One lasted nearly three hours, another three hours 42 minutes.
“The longest dive for the species was around two and a half hours, so it’s the longest for Cuvier’s beaked whales, but it’s also the longest for all mammals,” said the Dr Nicola Quick, of Duke University in Durham, USA, to BBC News.
Although this individual was recorded completing these extremely long dives, Dr Quick says his study showed that a large percentage of the animals observed were able to sink for very long periods.
Researchers believe whales may have extremely slow metabolisms, possibly associated with larger-than-average oxygen stores, and an ability to tolerate build-up of lactic acid.
“The muscles in their body are sort of built differently than what you might expect from a deep diver,” said Dr. Quick.
“They have kind of a smaller brain and a fairly small lung volume. And they have a lot of good muscle tissue which is great for retaining oxygen stores, which probably helps them increase the duration of their dives.”
Fear may also have played a role in the record dive.
This species is vulnerable to killer whales and large sharks. Whales respond to threats by staying underwater as long as possible, until predators move away.

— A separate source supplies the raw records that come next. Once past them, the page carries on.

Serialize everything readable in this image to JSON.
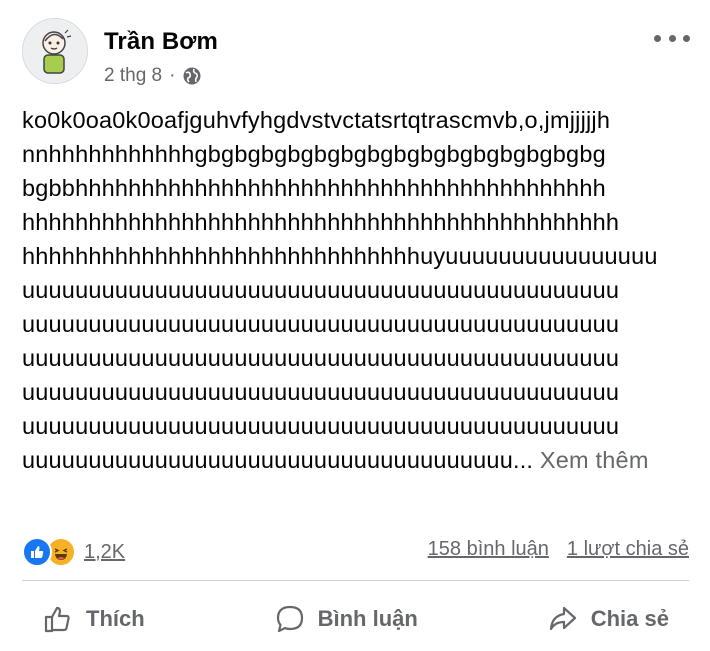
{
  "post": {
    "author": "Trần Bơm",
    "time": "2 thg 8",
    "separator": "·",
    "lines": [
      "ko0k0oa0k0oafjguhvfyhgdvstvctatsrtqtrascmvb,o,jmjjjjjh",
      "nnhhhhhhhhhhhgbgbgbgbgbgbgbgbgbgbgbgbgbgbgbg",
      "bgbbhhhhhhhhhhhhhhhhhhhhhhhhhhhhhhhhhhhhhhhh",
      "hhhhhhhhhhhhhhhhhhhhhhhhhhhhhhhhhhhhhhhhhhhhh",
      "hhhhhhhhhhhhhhhhhhhhhhhhhhhhhhuyuuuuuuuuuuuuuuuu",
      "uuuuuuuuuuuuuuuuuuuuuuuuuuuuuuuuuuuuuuuuuuuuu",
      "uuuuuuuuuuuuuuuuuuuuuuuuuuuuuuuuuuuuuuuuuuuuu",
      "uuuuuuuuuuuuuuuuuuuuuuuuuuuuuuuuuuuuuuuuuuuuu",
      "uuuuuuuuuuuuuuuuuuuuuuuuuuuuuuuuuuuuuuuuuuuuu",
      "uuuuuuuuuuuuuuuuuuuuuuuuuuuuuuuuuuuuuuuuuuuuu"
    ],
    "last_line": "uuuuuuuuuuuuuuuuuuuuuuuuuuuuuuuuuuuuu...",
    "see_more": "Xem thêm"
  },
  "stats": {
    "reaction_count": "1,2K",
    "comments": "158 bình luận",
    "shares": "1 lượt chia sẻ"
  },
  "actions": {
    "like": "Thích",
    "comment": "Bình luận",
    "share": "Chia sẻ"
  },
  "icons": {
    "more": "more-dots-icon",
    "privacy": "globe-icon",
    "like_reaction": "like-reaction-icon",
    "haha_reaction": "haha-reaction-icon",
    "like_action": "thumbs-up-icon",
    "comment_action": "comment-bubble-icon",
    "share_action": "share-arrow-icon"
  },
  "colors": {
    "text": "#050505",
    "secondary": "#65676b",
    "like_blue": "#1877f2",
    "haha_yellow": "#f7b125",
    "divider": "#ced0d4"
  }
}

And deep diving may also have been in response to humans. The recording took place some 24 days after exposure to an active US Navy sonar signal, and researchers excluded them from their data set because they could have been potentially affected by the noise.
Cuvier’s beaked whales are known to be sensitive to sonar and other experts believe this may have impacted the length of the dive.
“The recorded dive time of over three hours is probably not typical, but rather the result of an individual being pushed to their absolute limits,” said Nicola Hodgkins of Whale and Dolphin Conservation, who was not involved in study.
“A single whale, considered already compromised due to its exposure to extremely high noise levels from military sonar, and therefore exhibiting abnormal behavior, has been recorded during such extreme dives.”
The research team found that there was little relationship between the length of the dive and the recovery time it takes for the whales to come back down.
Scientists believe that studying these deep-diving animals could offer clues to difficult questions such as cancer in humans.
“There is some interest in working with colleagues in oncology at Duke University, and even with Covid, as it involves the cells losing oxygen or being in hypoxic conditions,” said Dr Quick .
“So if these whales are in these hypoxic conditions in their tissues, and if we can find out what they were doing, could that have some other implication for human health or just for the health of the oceans in general?”
The study was published in the Journal of Experimental Biology.